Dua mahasiswi cantik ini terjebak dalam kelompok minoritas. Sebab, tampilan fisik dan tingkat kecerdasan mereka berbeda dengan kebanyakan teman-teman mereka. Raisa sangat genius, sedangkan Silvi penghapal yang baik dan berbakat di beberapa bidang. Paras mereka cantik. Silvi memiliki mata biru ala kebarat-baratan yang mempercantik penampilannya. Sedangkan wajah Raisa kebule-bulean.
Menjelang akhir masa studi, perundungan yang dialami Raisa dan Silvi semakin memprihatinkan. Tak ada yang mau duduk di samping mereka. Keduanya sulit mendapatkan kelompok bila ada tugas. Kebaikan Silvi yang sering berbagi coklat pada teman-temannya disalahartikan.
Puncaknya, Raisa harus cuti selama setahun untuk urusan keluarga. Sebelum cuti, Raisa mendapat salam perpisahan super pedas dari teman-teman sekelas.
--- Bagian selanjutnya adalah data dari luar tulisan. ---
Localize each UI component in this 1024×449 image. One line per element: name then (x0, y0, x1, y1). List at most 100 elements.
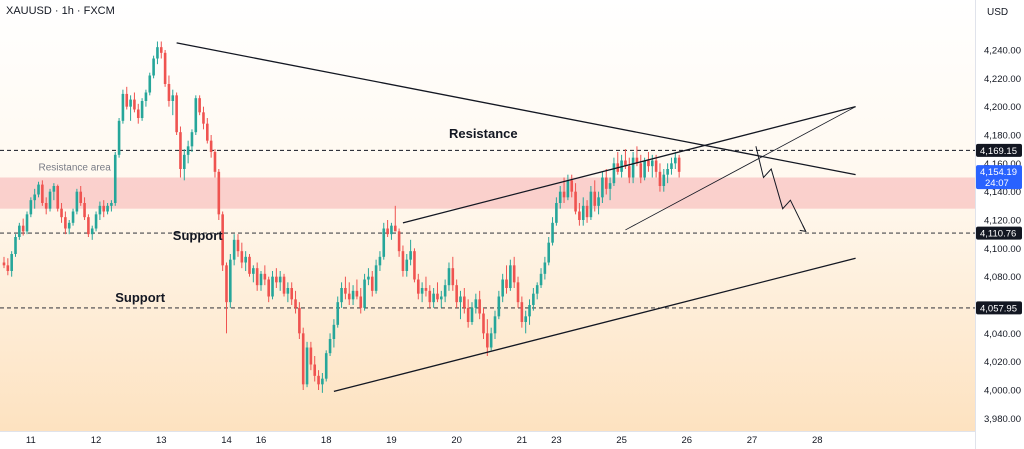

Ia disebut "Muka Katolik". Pada saat bersamaan, Silvi dijauhi seorang mahasiswi aktivis dakwah kampus hanya karena ia disangka bukan pemeluk agama mayoritas.
Hal ini membuat Raisa menangis setiap hari dan Silvi patah hati. Keduanya merasakan sepi di tengah keramaian. Kampus bagai neraka untuk mereka. Kesepian mereka selama menuntut ilmu terbayar dengan kehadiran dua pria tampan dalam hidup mereka: Raisa bersama Julian, pangeran tampan bermata biru dan Silvi yang bermata biru bersama Calvin Wan, malaikat tampan bermata sipit.
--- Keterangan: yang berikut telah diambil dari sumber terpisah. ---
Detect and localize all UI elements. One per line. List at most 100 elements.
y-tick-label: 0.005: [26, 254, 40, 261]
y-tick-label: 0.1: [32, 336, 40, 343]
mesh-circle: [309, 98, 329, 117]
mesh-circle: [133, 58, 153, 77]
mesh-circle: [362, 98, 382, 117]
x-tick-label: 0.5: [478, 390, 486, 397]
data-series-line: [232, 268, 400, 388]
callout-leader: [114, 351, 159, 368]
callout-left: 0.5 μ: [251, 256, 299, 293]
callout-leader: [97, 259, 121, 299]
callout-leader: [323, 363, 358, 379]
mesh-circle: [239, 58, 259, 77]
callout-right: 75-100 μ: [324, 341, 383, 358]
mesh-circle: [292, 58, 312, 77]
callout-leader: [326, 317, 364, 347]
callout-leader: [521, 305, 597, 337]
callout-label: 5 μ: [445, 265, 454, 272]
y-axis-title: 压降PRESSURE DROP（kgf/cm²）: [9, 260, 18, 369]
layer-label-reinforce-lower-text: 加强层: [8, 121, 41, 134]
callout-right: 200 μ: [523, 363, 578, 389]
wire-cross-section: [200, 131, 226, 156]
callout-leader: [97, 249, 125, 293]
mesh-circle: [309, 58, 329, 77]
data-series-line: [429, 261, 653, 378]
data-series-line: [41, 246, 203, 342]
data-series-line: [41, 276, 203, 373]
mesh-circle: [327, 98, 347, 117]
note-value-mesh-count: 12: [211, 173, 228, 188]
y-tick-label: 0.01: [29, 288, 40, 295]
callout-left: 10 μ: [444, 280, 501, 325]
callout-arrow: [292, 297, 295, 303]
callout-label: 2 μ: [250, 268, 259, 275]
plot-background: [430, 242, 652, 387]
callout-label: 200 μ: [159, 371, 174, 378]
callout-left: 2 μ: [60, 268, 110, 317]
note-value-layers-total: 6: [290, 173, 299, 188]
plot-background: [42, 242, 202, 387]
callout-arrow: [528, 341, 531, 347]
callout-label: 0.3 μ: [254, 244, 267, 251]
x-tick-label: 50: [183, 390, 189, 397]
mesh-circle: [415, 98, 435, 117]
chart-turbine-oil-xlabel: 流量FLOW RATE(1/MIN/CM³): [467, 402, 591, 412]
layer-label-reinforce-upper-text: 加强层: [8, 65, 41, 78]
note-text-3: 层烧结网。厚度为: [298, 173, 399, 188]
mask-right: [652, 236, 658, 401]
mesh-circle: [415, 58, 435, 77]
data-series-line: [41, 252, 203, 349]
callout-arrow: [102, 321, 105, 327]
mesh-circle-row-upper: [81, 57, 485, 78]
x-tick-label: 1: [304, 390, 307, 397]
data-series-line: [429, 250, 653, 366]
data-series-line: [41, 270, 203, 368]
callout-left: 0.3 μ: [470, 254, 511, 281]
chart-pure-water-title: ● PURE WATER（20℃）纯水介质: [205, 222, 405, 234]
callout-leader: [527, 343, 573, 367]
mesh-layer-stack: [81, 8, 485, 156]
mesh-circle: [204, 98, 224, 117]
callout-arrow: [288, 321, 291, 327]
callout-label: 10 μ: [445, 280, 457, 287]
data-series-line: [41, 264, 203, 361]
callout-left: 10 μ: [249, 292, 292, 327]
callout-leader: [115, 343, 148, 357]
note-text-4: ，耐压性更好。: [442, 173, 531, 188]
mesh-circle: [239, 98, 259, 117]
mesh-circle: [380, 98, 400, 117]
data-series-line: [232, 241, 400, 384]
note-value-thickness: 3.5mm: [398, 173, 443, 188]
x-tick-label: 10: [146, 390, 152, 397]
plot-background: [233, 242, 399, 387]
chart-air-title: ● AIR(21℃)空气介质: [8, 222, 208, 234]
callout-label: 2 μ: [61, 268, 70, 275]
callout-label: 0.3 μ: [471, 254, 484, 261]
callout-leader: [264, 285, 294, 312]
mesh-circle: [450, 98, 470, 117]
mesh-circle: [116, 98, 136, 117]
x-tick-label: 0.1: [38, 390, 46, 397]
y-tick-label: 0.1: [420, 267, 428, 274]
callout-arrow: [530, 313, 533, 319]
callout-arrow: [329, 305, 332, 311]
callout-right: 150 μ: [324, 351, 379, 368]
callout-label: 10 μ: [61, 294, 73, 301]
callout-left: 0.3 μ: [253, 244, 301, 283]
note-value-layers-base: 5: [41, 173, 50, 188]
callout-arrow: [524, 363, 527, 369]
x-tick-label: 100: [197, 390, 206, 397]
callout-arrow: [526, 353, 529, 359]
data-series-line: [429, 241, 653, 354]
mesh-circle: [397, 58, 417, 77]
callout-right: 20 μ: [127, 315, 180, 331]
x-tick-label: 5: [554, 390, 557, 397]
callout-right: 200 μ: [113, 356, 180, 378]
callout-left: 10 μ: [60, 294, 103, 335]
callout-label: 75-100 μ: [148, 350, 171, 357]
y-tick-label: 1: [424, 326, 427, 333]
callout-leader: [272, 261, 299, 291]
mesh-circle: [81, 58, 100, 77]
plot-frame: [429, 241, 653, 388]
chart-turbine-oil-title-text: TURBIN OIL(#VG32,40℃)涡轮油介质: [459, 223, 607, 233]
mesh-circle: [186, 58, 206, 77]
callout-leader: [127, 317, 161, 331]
Ilustrasi di atas bukan sekedar ilustrasi. Kira-kira itulah gambaran kejadian yang dialami Young Lady cantik dan seorang teman. Percayalah, bibit stereotip di kalangan anak muda itu sungguhan ada.
Anyway, mungkin kalian berpikir bahwa anak muda, terlebih mahasiswa, adalah golongan agent of change yang open minded. Nyatanya, tidak semua begitu. Ada pula golongan anak muda yang rasis dan berpikiran sempit. Pikiran mereka sempit akibat terbutakan fanatisme.
Young Lady ingin sedikit menyentil kalian semua. Iman seseorang tidak bisa diukur dari tipikal wajahnya. Agama seseorang tidak bisa ditentukan hanya dari etnisnya. Tuhan bukan Maha Mengkotak-Kotakkan. Ia Maha Cinta, cintaNya tidak membedakan orang berdasarkan paras wajah.
Lagi pula, Young Lady heran dengan frasa "Muka Katolik" yang dicetuskan anak-anak muda itu. Apa indikator mengukur agama yang dipeluk seseorang dengan tipikal wajah? Apakah bila bertampang kebule-bulean pasti Katolik? Apakah yang bertampang kearab-araban pasti Muslim? Apakah yang berwajah oriental pastilah Buddha atau Konghucu? Tak sesederhana itu, mylove.
Kompasianer, ayo kita buka-bukaan saja. Beberapa kali Young Lady mendapat ucapan selamat hari raya agama lain. Ada juga seorang akademisi yang menyangka Young Lady memeluk agama lain hanya dengan sekali ngobrol. Mudah sekali orang menarik kesimpulan terkait agama yang dipeluk hanya dari tampilan fisik. Sebuah pemikiran yang dangkal.
Jangan cepat mengambil kesimpulan dari satu aspek. Jangan cepat melekatkan stereotip pada orang lain hanya karena tipikal wajah, nama, atau penampilan luar. Berhenti menampakkan stereotip, apa pun alasannya.